The premise of Kim Stanley Robinson’s new novel Red Moon is that China has taken the lead in colonizing the moon, leaving America far behind. I am a Robinson fan, and since the theme of China overtaking the US is very much in the air these days, I was interested to pick up the book to get his take on it.

Here is how one character describes China’s decision to establish a lunar base:

At the Twentieth People’s Congress, in 2022, the Chinese Communist Party and its Great Leader President Xi Jinping decided that the moon should be a place for Chinese development, as one part of the Chinese Dream. In the twenty-five years since that resolution was made, much has been accomplished in China’s lunar development.

Later a character explains:

In China, if the Party chooses to do something, then the whole country can be rallied to that cause. One out of every six humans alive, in other words, devoted to the project of establishing a base on the moon. This was far more than needed to do the job! Not every Chinese person was involved, and only a small percentage of China’s capital reserves had to be directed up here, even though it was a pretty big project. But it wasn’t that big, and in the end it was just more infrastructure.

This is not bad! For China to treat a lunar base as an extension of the Belt and Road Initiative, and “just more infrastructure,” is a fairly straightforward extrapolation of recent trends in Chinese political economy. And it has a ripped-from-the-headlines feel, given that in January, China became the first country to land a spacecraft on the far side of the moon. With India and Israel also planning lunar missions, lunar exploration is in fact a good reflection of the shift from bipolar or unipolar world to a multipolar one.

But sharp-eyed readers will have noticed that in the above Robinson says “People’s Congress” when he really means “Party Congress.” Annoying errors like this abound. Even more troubling are the names of the many Chinese characters, which often seem to be invented randomly without reference to the actual Chinese language. The president of China in 2047, for instance, is supposedly named Shanzhai Yifan. Not only is shanzhai not even a Chinese surname, it is (as anyone who uses the internet should know) a slang term meaning something like “cheap knockoff.” So did one of Robinson’s sources play an elaborate joke on him? Or is this just sloppiness?

Being fuzzy about the details of foreign languages and political systems is not a criminal offense for a writer of speculative fiction, who after all is supposed to be speculating rather reporting. But it seems that apparently neither Robinson nor his publisher could be bothered to run the manuscript by an actual Chinese-speaking person before publication. I’m not even a native speaker, and I could have fixed most of these minor issues in a couple hours of work. As a result, the book is something that no Chinese-speaking person could ever take seriously.

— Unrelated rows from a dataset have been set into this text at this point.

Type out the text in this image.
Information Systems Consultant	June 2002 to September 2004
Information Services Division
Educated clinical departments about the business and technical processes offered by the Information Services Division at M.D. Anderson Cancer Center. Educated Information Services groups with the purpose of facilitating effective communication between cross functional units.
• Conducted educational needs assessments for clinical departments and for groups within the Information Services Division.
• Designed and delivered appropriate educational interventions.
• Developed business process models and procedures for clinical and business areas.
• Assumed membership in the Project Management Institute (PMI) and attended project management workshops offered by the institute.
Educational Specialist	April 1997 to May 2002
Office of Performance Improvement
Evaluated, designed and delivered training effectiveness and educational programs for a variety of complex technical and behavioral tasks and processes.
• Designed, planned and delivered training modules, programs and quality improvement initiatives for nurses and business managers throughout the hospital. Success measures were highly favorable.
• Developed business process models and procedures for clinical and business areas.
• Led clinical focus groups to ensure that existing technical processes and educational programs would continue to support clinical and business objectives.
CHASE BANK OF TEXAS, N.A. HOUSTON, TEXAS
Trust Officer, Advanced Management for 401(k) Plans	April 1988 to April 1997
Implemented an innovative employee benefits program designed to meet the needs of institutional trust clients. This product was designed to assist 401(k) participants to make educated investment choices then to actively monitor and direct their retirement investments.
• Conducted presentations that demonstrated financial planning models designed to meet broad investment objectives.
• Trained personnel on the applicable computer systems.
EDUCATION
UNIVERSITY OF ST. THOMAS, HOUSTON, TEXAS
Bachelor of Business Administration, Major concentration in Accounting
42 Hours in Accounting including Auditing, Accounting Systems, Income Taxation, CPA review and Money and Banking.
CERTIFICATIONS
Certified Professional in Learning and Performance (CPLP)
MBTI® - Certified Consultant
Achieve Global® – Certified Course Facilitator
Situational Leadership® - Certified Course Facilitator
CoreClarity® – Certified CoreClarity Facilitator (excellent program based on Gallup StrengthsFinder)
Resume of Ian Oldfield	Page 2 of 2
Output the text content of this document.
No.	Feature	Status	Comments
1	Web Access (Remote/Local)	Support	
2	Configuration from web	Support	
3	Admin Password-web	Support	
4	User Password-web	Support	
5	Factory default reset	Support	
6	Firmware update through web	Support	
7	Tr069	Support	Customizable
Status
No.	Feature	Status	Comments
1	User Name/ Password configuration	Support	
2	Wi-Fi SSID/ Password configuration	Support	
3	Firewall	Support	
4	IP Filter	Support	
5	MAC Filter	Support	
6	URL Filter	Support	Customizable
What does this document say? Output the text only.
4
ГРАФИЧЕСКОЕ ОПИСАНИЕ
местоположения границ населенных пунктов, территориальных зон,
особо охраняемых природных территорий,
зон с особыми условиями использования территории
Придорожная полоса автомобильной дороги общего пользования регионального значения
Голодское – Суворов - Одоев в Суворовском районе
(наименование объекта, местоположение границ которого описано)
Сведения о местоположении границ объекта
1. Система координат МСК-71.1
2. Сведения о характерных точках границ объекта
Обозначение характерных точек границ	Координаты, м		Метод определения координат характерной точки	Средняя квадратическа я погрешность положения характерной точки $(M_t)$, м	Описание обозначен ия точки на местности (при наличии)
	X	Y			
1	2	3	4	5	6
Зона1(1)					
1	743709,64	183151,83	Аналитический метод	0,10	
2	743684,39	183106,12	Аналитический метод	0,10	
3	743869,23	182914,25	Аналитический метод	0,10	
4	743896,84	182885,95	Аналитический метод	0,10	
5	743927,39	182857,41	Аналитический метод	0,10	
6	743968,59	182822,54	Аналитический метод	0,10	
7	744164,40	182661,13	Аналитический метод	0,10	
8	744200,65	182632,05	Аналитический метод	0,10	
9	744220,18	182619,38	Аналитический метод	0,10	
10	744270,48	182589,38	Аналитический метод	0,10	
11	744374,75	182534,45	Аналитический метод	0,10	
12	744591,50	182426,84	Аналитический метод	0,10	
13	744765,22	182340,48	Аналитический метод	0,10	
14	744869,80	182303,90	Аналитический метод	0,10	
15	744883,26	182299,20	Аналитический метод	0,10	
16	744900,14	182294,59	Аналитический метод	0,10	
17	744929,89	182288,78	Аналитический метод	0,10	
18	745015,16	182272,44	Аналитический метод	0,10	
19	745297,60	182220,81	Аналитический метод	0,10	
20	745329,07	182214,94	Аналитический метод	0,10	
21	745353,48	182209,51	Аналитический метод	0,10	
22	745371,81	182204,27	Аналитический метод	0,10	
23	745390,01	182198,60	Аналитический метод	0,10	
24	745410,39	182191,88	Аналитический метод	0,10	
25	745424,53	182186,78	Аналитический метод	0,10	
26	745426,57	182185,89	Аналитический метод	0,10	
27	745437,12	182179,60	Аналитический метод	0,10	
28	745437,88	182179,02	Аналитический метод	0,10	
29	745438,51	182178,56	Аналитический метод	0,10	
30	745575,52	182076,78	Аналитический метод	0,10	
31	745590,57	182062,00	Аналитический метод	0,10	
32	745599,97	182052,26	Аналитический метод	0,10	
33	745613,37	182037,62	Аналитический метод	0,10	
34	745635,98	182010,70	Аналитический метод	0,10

The more fundamental problem with the future China in this book is that it’s not really a future China: it’s just today’s China with some of the names changed. And sometimes not even that: in 2047 Chinese people are apparently still sending each other messages on WeChat on their mobile phones, and complaining about the Great Firewall. There’s a whole subplot about a social revolution unfolding in China, in which people’s grievances seem to have been lifted from dated magazine articles: the “breaking of the iron rice bowl” and the hukou system. That subplot is very thinly sketched and happens mostly offstage, and as a result is not even convincing as narrative, even aside from the details.

Red Moon has generally received mixed reviews, as it has other narrative weaknesses besides the poor portrayal of China. I think we’re still waiting for a work of fiction that gets to the heart of how America deals with a rising China — admittedly a pretty demanding task.

For better recent Robinson, I would recommend Aurora, and also Shaman, which I think is underrated, and features some of his best nature writing.